$\mathbf{Question:}$ Let $ E \subseteq [a,b] $ be any subset which has only finite number of limit points.
can we say $E$ is a null set ?
$\mathbf{My \hspace{1mm} attempt:}$
If $A \subset \mathbb{R}$ is said to be null set, then for every $\varepsilon > 0$ there exists a countable collection of open intervals $(A_{n})_{n=1}^{\infty}$ such that $A \subseteq \bigcup\limits_{n=1}^{\infty} A_{n}$ and $\sum\limits_{n=1}^{\infty} \ell(A_{n}) < \varepsilon$.

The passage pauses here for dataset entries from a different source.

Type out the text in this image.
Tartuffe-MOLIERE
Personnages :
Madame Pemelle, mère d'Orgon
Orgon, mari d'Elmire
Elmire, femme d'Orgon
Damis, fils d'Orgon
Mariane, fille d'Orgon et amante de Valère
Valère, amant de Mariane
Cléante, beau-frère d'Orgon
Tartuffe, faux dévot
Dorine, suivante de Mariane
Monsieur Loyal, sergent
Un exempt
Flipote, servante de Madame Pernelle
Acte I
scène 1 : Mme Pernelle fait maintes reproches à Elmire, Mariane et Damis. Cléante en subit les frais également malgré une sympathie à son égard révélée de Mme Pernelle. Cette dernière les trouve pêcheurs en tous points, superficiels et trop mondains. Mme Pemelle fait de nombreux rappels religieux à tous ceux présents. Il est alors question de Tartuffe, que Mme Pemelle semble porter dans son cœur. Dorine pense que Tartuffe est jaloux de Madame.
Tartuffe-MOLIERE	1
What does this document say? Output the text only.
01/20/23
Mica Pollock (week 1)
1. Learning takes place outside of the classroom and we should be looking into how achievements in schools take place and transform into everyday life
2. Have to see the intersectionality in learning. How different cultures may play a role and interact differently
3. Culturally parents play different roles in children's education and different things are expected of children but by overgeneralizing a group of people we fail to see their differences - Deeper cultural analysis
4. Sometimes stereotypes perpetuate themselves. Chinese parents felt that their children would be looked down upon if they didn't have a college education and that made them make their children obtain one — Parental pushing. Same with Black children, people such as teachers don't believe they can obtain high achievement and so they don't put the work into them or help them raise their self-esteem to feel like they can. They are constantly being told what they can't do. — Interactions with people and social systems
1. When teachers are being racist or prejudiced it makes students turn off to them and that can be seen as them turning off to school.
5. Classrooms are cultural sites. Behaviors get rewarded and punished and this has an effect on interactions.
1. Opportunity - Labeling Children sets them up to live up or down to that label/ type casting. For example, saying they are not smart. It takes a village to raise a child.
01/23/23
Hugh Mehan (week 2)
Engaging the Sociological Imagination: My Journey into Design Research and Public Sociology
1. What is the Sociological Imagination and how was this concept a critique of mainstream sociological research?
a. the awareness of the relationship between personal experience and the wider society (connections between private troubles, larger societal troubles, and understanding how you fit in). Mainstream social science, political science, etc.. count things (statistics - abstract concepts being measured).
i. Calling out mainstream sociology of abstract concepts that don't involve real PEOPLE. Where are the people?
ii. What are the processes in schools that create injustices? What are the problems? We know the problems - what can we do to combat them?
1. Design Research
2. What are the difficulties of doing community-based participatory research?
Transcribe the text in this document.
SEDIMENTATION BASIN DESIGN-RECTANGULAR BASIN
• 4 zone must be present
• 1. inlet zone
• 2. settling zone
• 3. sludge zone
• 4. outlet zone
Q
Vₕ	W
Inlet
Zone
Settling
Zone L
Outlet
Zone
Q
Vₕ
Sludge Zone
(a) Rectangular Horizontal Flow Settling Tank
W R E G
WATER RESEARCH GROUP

Any countably infinite set $S$ = {${x_{1},x_{2},x_{3},...}$} is a null set. To see this,
let $\varepsilon > 0$ be given. Let $I_{j}$ = $ ( \frac{x_{j} - \varepsilon}{2^{j+1}} , \frac{x_{j} + \varepsilon}{2^{j+1}} ), j=1,2,3,.... $ Then
$S \subseteq \bigcup\limits_{n=1}^{\infty} I_{j}$ $\hspace{1mm}$ and $\hspace{1mm}$ $\sum\limits_{n=1}^{\infty} \ell(I_{j}) < \varepsilon.$
So by the above one can easily say $\mathbb{Q}$ is a null subset of $\mathbb{R}.$
Coming to our question, Since the given set has $\mathbf{finite}$ number of limit points. Thus if we apply sequential approach (since sequence is a function from $\mathbb{N}$ to $\mathbb{R}$) to find those limit points of the set it has got countable number of elements. So then our set $E$ becomes Null set.
Is my approach correct or is there any counterexample to the statement.
Thank you in advance.